Targeting the appropriate people with the right message at the right time is important for the success of any digital marketing strategy.
There are various channels of outreach, each with its own significance in your overall strategy. For a consistent relationship with your prospects and clients, you need a strong digital presence and an effective email marketing strategy.
The digital landscape is ever-changing, but one thing remains constant: data-driven campaigns are the most successful. You need accurate data on your audience and their behaviors to provide relevant content at the appropriate time.
To improve engagement, open rates, and click-through rates.
First and foremost, who are your target demographics?
Expert opinions and research are both valuable; as said earlier the best strategies are data-driven. But knowing what works for your audience – or for specific subsets of your audience – is also crucial. In order not to compromise the integrity of your campaign or impact your open rates, understanding your audience is important.
This is a good time to create a persona for your target consumer.
Let’s talk about demographics for a moment. Many elements influence a person’s purchasing decisions, and a successful company fully understands its ideal consumer. Segmenting your customers is a good method to get a better understanding of who they are. Your customer’s location, age, gender, occupation, and interests are all factors to consider.
Understanding and segmenting your target demographic allows you to create a closer relationship with your customer and tailor your message accordingly.
Because one size does not fit all, of course. People’s email opening and reading habits are changing dramatically.
Who are you sending an email to?
Are they active leads, inactive leads, or loyal customers?
Is this a business-to-business (B2B) message or are you trying to reach out to final consumers?
What region and time zone do they belong to?
After you’ve finished segmenting, it’s time to think about personalization, timing, and frequency. The ‘who’ question influences the ‘what’, ‘when’, and ‘how frequent’
The Right Message
The next step is to tailor your content and messaging for each part after you’ve segmented your list. In order to construct your messaging, you’ll need to know where they are in the customer journey. That’s the only way to win in the moments that matter.
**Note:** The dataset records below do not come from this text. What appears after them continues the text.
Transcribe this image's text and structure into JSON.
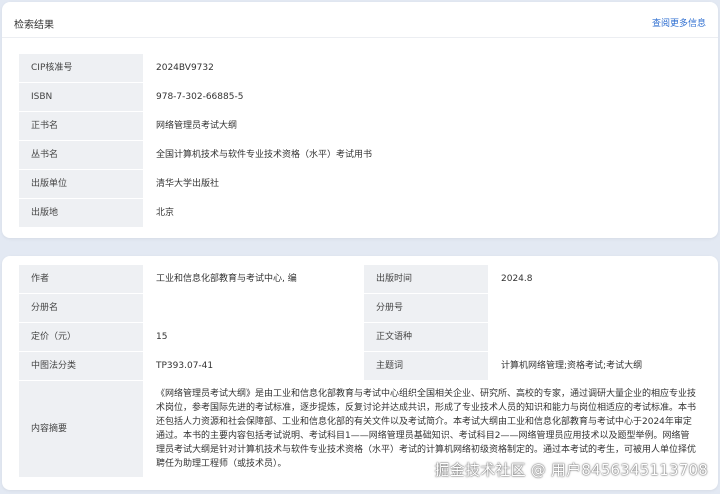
{
  "card1": {
    "title": "检索结果",
    "more_link": "查阅更多信息",
    "rows": [
      {
        "label": "CIP核准号",
        "value": "2024BV9732"
      },
      {
        "label": "ISBN",
        "value": "978-7-302-66885-5"
      },
      {
        "label": "正书名",
        "value": "网络管理员考试大纲"
      },
      {
        "label": "丛书名",
        "value": "全国计算机技术与软件专业技术资格（水平）考试用书"
      },
      {
        "label": "出版单位",
        "value": "清华大学出版社"
      },
      {
        "label": "出版地",
        "value": "北京"
      }
    ]
  },
  "card2": {
    "rows": [
      {
        "label1": "作者",
        "value1": "工业和信息化部教育与考试中心, 编",
        "label2": "出版时间",
        "value2": "2024.8"
      },
      {
        "label1": "分册名",
        "value1": "",
        "label2": "分册号",
        "value2": ""
      },
      {
        "label1": "定价（元）",
        "value1": "15",
        "label2": "正文语种",
        "value2": ""
      },
      {
        "label1": "中图法分类",
        "value1": "TP393.07-41",
        "label2": "主题词",
        "value2": "计算机网络管理;资格考试;考试大纲"
      }
    ],
    "summary_label": "内容摘要",
    "summary": "《网络管理员考试大纲》是由工业和信息化部教育与考试中心组织全国相关企业、研究所、高校的专家，通过调研大量企业的相应专业技术岗位，参考国际先进的考试标准，逐步提炼，反复讨论并达成共识，形成了专业技术人员的知识和能力与岗位相适应的考试标准。本书还包括人力资源和社会保障部、工业和信息化部的有关文件以及考试简介。本考试大纲由工业和信息化部教育与考试中心于2024年审定通过。本书的主要内容包括考试说明、考试科目1——网络管理员基础知识、考试科目2——网络管理员应用技术以及题型举例。网络管理员考试大纲是针对计算机技术与软件专业技术资格（水平）考试的计算机网络初级资格制定的。通过本考试的考生，可被用人单位择优聘任为助理工程师（或技术员）。"
  },
  "watermark": "掘金技术社区 @ 用户8456345113708"
}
Assume a repeat customer wishes to become a member of your community. By including their name in the subject line, you might make them feel more appreciated. Not only is it more personal and welcoming, but studies show that emails with unique subject lines are 26% more likely to be opened.
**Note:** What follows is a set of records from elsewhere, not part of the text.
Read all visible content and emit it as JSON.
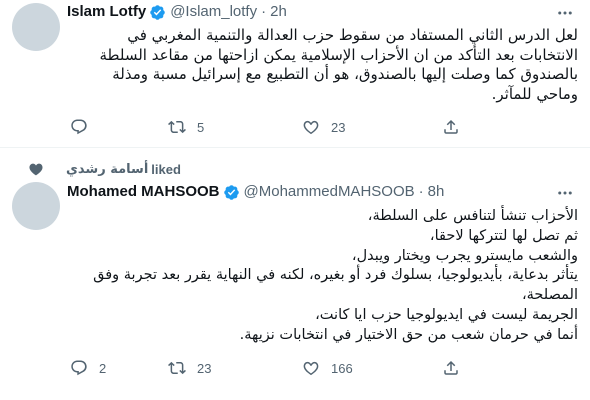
{
  "tweet1": {
    "name": "Islam Lotfy",
    "handle": "@Islam_lotfy",
    "time": "2h",
    "lines": [
      "لعل الدرس الثاني المستفاد من سقوط حزب العدالة والتنمية المغربي في",
      "الانتخابات بعد التأكد من ان الأحزاب الإسلامية يمكن ازاحتها من مقاعد السلطة",
      "بالصندوق كما وصلت إليها بالصندوق، هو أن التطبيع مع إسرائيل مسبة ومذلة",
      "وماحي للمآثر."
    ],
    "replies": "",
    "retweets": "5",
    "likes": "23"
  },
  "social_context": {
    "liker": "أسامة رشدي",
    "liked": "liked"
  },
  "tweet2": {
    "name": "Mohamed MAHSOOB",
    "handle": "@MohammedMAHSOOB",
    "time": "8h",
    "lines": [
      "الأحزاب تنشأ لتنافس على السلطة،",
      "ثم تصل لها لتتركها لاحقا،",
      "والشعب مايسترو يجرب ويختار ويبدل،",
      "يتأثر بدعاية، بأيديولوجيا، بسلوك فرد أو بغيره، لكنه في النهاية يقرر بعد تجربة وفق",
      "المصلحة،",
      "الجريمة ليست في ايديولوجيا حزب ايا كانت،",
      "أنما في حرمان شعب من حق الاختيار في انتخابات نزيهة."
    ],
    "replies": "2",
    "retweets": "23",
    "likes": "166"
  },
  "icons": {
    "verified": "verified-badge-icon",
    "more": "more-options-icon",
    "reply": "reply-icon",
    "retweet": "retweet-icon",
    "like": "like-icon",
    "share": "share-icon",
    "heart": "liked-heart-icon"
  },
  "colors": {
    "verified": "#1d9bf0",
    "secondary_text": "#536471",
    "primary_text": "#0f1419",
    "avatar_placeholder": "#ccd6dd",
    "divider": "#eff3f4"
  }
}
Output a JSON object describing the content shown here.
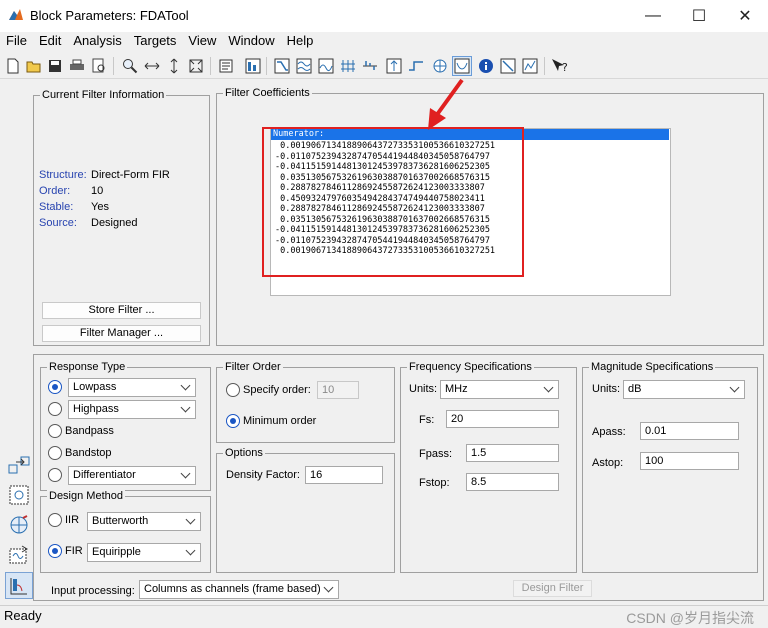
{
  "window": {
    "title": "Block Parameters: FDATool",
    "minimize": "—",
    "maximize": "☐",
    "close": "✕"
  },
  "menu": [
    "File",
    "Edit",
    "Analysis",
    "Targets",
    "View",
    "Window",
    "Help"
  ],
  "current_filter": {
    "title": "Current Filter Information",
    "structure_label": "Structure:",
    "structure_value": "Direct-Form FIR",
    "order_label": "Order:",
    "order_value": "10",
    "stable_label": "Stable:",
    "stable_value": "Yes",
    "source_label": "Source:",
    "source_value": "Designed",
    "store_filter_button": "Store Filter ...",
    "filter_manager_button": "Filter Manager ..."
  },
  "coefficients": {
    "title": "Filter Coefficients",
    "header": "Numerator:",
    "lines": [
      " 0.0019067134188906437273353100536610327251",
      "-0.011075239432874705441944840345058764797",
      "-0.041151591448130124539783736281606252305",
      " 0.035130567532619630388701637002668576315",
      " 0.28878278461128692455872624123003333807",
      " 0.45093247976035494284374749440758023411",
      " 0.28878278461128692455872624123003333807",
      " 0.035130567532619630388701637002668576315",
      "-0.041151591448130124539783736281606252305",
      "-0.011075239432874705441944840345058764797",
      " 0.0019067134188906437273353100536610327251"
    ]
  },
  "response_type": {
    "title": "Response Type",
    "lowpass": "Lowpass",
    "highpass": "Highpass",
    "bandpass": "Bandpass",
    "bandstop": "Bandstop",
    "differentiator": "Differentiator",
    "selected": "Lowpass"
  },
  "design_method": {
    "title": "Design Method",
    "iir_label": "IIR",
    "iir_value": "Butterworth",
    "fir_label": "FIR",
    "fir_value": "Equiripple",
    "selected": "FIR"
  },
  "filter_order": {
    "title": "Filter Order",
    "specify_label": "Specify order:",
    "specify_value": "10",
    "minimum_label": "Minimum order",
    "selected": "Minimum order"
  },
  "options": {
    "title": "Options",
    "density_label": "Density Factor:",
    "density_value": "16"
  },
  "frequency": {
    "title": "Frequency Specifications",
    "units_label": "Units:",
    "units_value": "MHz",
    "fs_label": "Fs:",
    "fs_value": "20",
    "fpass_label": "Fpass:",
    "fpass_value": "1.5",
    "fstop_label": "Fstop:",
    "fstop_value": "8.5"
  },
  "magnitude": {
    "title": "Magnitude Specifications",
    "units_label": "Units:",
    "units_value": "dB",
    "apass_label": "Apass:",
    "apass_value": "0.01",
    "astop_label": "Astop:",
    "astop_value": "100"
  },
  "bottom": {
    "input_processing_label": "Input processing:",
    "input_processing_value": "Columns as channels (frame based)",
    "design_filter_button": "Design Filter"
  },
  "status": {
    "text": "Ready",
    "watermark": "CSDN @岁月指尖流"
  },
  "colors": {
    "accent": "#1a73e8",
    "highlight_box": "#e02020",
    "label_blue": "#2844b0"
  },
  "toolbar_icons": [
    "new-icon",
    "open-icon",
    "save-icon",
    "print-icon",
    "print-preview-icon",
    "zoom-in-icon",
    "zoom-x-icon",
    "zoom-y-icon",
    "full-view-icon",
    "filter-spec-icon",
    "magnitude-response-icon",
    "phase-response-icon",
    "magnitude-phase-icon",
    "group-delay-icon",
    "phase-delay-icon",
    "impulse-response-icon",
    "step-response-icon",
    "pole-zero-icon",
    "filter-coefficients-icon",
    "filter-info-icon",
    "magnitude-estimate-icon",
    "noise-psd-icon",
    "whats-this-icon"
  ]
}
Your email objectives should be quantified. This is where you decide whether you want to invite, engage, give discounts, promote clicks, or close a sale. This will allow you to take advantage of your newly segmented list and work toward your ultimate objectives. You need to consider why you are sending them an email and what value you have to deliver.
Put yourself in the shoes of each of your segmented audiences and consider questions like:
Who will be interested in the content you’re delivering?
Would this information be more effective for customer retention or upselling if it were delivered to a prospective customer?
Based on their buying history, and recent email engagement, who should be excluded from your message?
Timing and Frequency
Now that you know your audience and the kind of value you want to deliver to them, what time will they receive your email most delightfully? A message sent on Monday will yield a different response from the one sent on Saturday. For B2B emails, weekdays are preferable while for Business to customers (B2C), weekends are not necessarily a bad option. Asides from ascertaining the day of the week to send the email, time zones should also be considered for different geographic locations.
Research by LinkedIn showed that the worst day to send emails is Monday, whether it’s a single message or an email newsletter. When people’s inboxes are at their most crowded, they’re looking to empty them out.
According to the same research, the optimal time to send marketing emails is in the middle of the week. Emails sent in the middle of the week have a greater open rate, especially if they’re sent during business hours.
Stay clear of their mornings. Avoid sending messages in the early hours of the day, between 8:00 and 9:00 a.m. If you send your email blasts around lunchtime (for example, noon – 1:00 p.m.), you’ll see a lot more open rates.
Keep in mind that your audience’s tastes are likely to vary over time. This year, sending an email at noon on Saturday may be the best option, but next year may be different. Test the timing of your communications on a regular basis and keep an eye on the open trends. You’ll always send your messages at the optimum time this way.
Avoid sending out too many email blasts as a general rule. When you send out emails to your audience too regularly, you run the danger of appearing spammy.
It’s also important to note that there is no such thing as the ideal moment to send an email. Sure, there are best practices to follow that differ per business, but standards can shift.
Maintain a flexible attitude when it comes to email timing. A/B testing should be done to ascertain when is best for your audience.
A/B testing requires breaking your email list into two portions. Then, at different times, send your marketing emails to each portion to observe which ones get the best reaction.
However, this method is not limited to just determining the optimum moment to send an email. It can also be used to test subject lines and body copy.
It is important to send the right message at the right time. You have a better chance of converting leads into customers because you are ending the most contextual message that will help you connect and sustain a relationship with them.